Le concile Vatican II est tellement actuel qu’il est difficile de comprendre « pourquoi certains ont pu oser suggérer un Vatican III pour le compléter » : c’est ce qu’a dit hier, lors d’une conférence donnée à l’ambassade d’Espagne près le Saint-Siège, l’archevêque espagnol Mgr Justo Mullor Garcia, président de l’Académie pontificale ecclésiastique.
L’archevêque a ajouté que même si l’on devait un jour célébrer un nouveau concile, Vatican II ne serait jamais un « concile du passé », mais quelque chose d’ « actuel et d’ouvert ».
Parmi les fruits du concile, l’archevêque a cité la transformation de la diplomatie en instrument de dialogue et les mouvements ecclésiaux qui ont prouvé qu’ils comprenaient le message global de Vatican II « hors des schémas conservateurs ou progressistes, plus conformes à des politiques contingentes qu’à la réalité liée à la vie religieuse ».
Mgr Mullor Garcia a ensuite évoqué de nombreux souvenirs : « pour moi et pour les autres », le concile a constitué « une grâce très particulière et tangible », parce que, dans les années 50, beaucoup d’ecclésiastiques et de laïcs « attendaient de l’Eglise des gestes réformateurs et plus proches de l’Evangile que certaines vieilles traditions historiques et sociales ».
Il y avait, a-t-il ajouté, le désir d’une Eglise purifiée, parce que le pouvoir mondain a toujours été une tentation : plus que celle de la chair, celle de l’orgueil.
Il a rappelé les défis qui ont surgi, citant l’archevêque de Milan de l’époque, le cardinal Montini, qui demanda en public si quelques-unes des institutions comme la diplomatie, avec la disparition du pouvoir temporel des papes, n’allaient pas tomber en désuétude.
La réponse du concile : « La diplomatie ecclésiastique, loin d’être un frein à la liberté, pourra toujours ouvrir les portes au dialogue avec toutes les sociétés civiles respectueuses des droits de l’homme ».
Mgr Mullor Garcia a précisé que « de nombreux commentateurs ont oublié que les deux constitutions dogmatiques de Vatican II avaient projeté une lumière qui avait clarifié tous les autres textes officiels ». Pour cette raison, a déclaré l’archevêque, le concile du XXème siècle n’a pas été seulement pastoral.
En concluant ces considérations personnelles, Mgr Mullor Garcia a mis en lumière l’existence de deux attitudes : l’une ecclésiastique, et l’autre laïque.
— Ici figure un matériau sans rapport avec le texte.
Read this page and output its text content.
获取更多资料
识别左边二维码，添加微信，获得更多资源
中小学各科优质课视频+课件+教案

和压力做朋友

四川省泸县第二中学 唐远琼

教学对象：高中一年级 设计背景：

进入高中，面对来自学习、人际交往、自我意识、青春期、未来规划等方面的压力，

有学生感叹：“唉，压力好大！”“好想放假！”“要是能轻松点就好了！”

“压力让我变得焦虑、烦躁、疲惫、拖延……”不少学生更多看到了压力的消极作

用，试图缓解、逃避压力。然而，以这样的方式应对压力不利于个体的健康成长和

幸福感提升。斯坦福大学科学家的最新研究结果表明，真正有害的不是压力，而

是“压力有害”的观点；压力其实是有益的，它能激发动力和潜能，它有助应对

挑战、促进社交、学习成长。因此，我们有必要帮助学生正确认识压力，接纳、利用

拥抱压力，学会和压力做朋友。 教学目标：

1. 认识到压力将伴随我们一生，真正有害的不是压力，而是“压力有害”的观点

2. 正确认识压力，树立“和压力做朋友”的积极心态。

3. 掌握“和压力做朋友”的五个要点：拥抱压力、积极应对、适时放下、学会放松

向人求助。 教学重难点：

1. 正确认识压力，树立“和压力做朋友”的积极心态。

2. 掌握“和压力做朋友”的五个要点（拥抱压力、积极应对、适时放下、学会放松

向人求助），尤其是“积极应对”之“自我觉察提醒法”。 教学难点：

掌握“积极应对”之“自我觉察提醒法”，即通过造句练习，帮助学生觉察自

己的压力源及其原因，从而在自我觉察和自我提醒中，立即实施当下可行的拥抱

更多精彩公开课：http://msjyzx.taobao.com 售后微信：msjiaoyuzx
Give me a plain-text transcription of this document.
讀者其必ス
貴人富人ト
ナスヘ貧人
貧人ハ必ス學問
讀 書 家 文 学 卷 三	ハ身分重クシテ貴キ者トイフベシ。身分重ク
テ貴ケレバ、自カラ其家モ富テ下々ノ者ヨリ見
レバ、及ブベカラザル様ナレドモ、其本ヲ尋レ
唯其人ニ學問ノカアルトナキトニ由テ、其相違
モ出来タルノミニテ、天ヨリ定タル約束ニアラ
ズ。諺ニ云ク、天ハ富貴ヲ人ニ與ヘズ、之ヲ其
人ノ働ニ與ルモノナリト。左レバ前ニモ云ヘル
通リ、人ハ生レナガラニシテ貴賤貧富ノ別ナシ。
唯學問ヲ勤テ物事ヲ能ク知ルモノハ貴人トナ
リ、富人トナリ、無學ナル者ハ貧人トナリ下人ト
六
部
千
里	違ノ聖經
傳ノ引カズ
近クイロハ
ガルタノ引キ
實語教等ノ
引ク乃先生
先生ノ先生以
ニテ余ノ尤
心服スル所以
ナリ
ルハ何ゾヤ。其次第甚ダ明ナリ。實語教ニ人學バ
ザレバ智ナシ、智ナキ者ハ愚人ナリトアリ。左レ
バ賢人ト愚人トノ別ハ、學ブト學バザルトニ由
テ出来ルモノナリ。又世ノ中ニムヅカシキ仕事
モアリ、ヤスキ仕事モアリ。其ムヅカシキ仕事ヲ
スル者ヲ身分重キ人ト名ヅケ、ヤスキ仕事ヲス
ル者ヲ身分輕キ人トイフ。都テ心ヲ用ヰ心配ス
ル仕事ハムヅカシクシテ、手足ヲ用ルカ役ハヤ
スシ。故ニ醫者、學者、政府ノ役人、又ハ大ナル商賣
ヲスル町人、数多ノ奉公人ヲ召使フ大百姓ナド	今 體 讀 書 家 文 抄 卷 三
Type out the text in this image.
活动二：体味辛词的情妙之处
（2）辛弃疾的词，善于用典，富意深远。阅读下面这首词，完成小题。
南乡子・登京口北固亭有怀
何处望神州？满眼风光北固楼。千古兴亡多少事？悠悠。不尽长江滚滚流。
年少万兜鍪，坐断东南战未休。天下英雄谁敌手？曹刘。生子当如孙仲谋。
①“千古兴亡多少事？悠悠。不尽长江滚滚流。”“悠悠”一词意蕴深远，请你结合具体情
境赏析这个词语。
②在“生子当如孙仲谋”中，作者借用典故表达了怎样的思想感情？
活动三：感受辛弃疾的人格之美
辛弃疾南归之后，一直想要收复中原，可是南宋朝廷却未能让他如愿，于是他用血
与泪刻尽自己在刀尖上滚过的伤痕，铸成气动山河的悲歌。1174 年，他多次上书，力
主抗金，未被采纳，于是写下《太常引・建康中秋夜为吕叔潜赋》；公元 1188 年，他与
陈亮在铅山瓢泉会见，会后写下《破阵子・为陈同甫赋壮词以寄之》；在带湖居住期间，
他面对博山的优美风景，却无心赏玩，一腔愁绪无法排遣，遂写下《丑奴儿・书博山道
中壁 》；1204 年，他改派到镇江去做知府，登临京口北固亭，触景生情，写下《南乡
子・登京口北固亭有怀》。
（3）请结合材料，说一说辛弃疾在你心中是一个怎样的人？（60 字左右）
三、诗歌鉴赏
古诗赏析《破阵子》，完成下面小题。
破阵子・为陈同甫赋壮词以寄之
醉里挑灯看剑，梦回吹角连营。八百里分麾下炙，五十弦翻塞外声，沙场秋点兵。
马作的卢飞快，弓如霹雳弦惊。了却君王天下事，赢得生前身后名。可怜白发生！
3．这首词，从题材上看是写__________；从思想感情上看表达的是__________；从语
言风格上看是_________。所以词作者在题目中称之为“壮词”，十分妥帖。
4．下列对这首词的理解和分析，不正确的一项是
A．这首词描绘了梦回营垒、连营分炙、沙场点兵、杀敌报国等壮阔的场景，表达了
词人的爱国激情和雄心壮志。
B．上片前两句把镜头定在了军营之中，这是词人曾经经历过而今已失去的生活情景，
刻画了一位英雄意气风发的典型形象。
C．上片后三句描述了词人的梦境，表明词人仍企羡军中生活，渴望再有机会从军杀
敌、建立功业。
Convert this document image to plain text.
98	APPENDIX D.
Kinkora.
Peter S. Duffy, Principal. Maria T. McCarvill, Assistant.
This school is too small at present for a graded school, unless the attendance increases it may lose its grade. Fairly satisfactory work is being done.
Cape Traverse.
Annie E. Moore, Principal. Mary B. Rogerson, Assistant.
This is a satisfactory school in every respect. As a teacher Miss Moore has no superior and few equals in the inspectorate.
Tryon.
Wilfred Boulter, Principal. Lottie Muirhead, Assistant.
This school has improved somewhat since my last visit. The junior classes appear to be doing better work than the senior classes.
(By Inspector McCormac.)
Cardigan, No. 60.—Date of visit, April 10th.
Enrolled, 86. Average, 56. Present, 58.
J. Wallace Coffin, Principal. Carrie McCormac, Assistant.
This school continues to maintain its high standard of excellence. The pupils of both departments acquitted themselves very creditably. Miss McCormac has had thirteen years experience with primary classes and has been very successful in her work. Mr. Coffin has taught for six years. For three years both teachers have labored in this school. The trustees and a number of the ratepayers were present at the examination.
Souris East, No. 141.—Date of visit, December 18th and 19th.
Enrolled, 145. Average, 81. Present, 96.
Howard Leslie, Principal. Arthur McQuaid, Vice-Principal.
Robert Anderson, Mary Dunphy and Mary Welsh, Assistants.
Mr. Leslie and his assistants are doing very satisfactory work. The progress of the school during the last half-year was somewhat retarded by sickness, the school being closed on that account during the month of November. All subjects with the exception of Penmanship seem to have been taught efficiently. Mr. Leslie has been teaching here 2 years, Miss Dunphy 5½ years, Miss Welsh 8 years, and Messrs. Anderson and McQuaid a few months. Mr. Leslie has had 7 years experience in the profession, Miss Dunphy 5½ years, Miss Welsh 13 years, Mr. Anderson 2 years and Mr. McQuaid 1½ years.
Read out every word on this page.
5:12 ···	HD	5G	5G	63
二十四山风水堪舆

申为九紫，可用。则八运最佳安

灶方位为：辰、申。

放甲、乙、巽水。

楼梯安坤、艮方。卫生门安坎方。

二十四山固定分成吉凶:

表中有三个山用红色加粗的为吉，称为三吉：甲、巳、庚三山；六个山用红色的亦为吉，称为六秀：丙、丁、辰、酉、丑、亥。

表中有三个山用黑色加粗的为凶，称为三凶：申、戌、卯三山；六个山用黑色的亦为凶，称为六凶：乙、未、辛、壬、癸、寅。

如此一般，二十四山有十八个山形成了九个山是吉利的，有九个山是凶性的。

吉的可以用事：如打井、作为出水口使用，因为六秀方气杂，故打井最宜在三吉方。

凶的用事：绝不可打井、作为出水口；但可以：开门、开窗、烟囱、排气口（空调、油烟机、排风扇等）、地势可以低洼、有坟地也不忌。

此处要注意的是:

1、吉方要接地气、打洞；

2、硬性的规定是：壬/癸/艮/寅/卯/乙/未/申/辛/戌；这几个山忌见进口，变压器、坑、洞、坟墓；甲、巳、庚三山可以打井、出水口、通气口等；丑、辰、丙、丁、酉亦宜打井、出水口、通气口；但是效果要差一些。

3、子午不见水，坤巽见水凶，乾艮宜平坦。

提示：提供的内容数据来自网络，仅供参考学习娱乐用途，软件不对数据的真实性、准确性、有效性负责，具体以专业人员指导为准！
La première a donné une impulsion à de nouvelles réalités pastorales dans l’Eglise, comme la prélature personnelle de l’Opus Dei, le mouvement des Focolari, Communion et Libération ou le Chemin néocatéchuménal. Toutes ces réalités, nées avant le concile, montrent qu’elles ont compris le message global de Vatican II « hors des schémas conservateurs ou progressistes, plus conformes à des politiques contingentes qu’à la réalité liées à la vie religieuse », a-t-il estimé.
La seconde engendra l’augmentation des représentants diplomatiques près le Saint-Siège et des nonces dans les différentes pays, comme le montrent les données et comme en témoignent divers ambassadeurs et chefs d’Etat : partis de 19 sièges diplomatiques accrédités près le Saint-Siège à l’époque de l’unité de l’Italie et de la chute des Etats pontificaux, ils sont aujourd’hui 178, auxquels il faut ajouter 18 missions pontificales et 22 délégations internationales.
Tous ces effets positifs du concile représentent pour l’Eglise « une impulsion pour vivre les valeurs fondamentales proposées par l’évangile » et sont aujourd’hui une nouveauté positive sous de nombreux aspects, sans nier pour autant les situations négatives comme la chute des vocations religieuses et l’insensibilité de pays de tradition chrétienne, qui, quoi qu’il en soit, n’ont pas entravé les dynamiques de Vatican II.
La crise post-conciliaire, a conclu l’archevêque, « a été sans aucun doute causée par de fortes influences externes » et par des « secteurs de l’Eglise elle-même, qui doutaient devant les grands changements proposés par le concile ». Ces changements étaient indiqués dans Lumen Gentium, avec son ouverture à la fois claire et double : ouverture à la sainteté personnelle, adressée à tous les baptisés, et ouverture au dialogue avec les croyants de l’Ancien et du Nouveau Testament.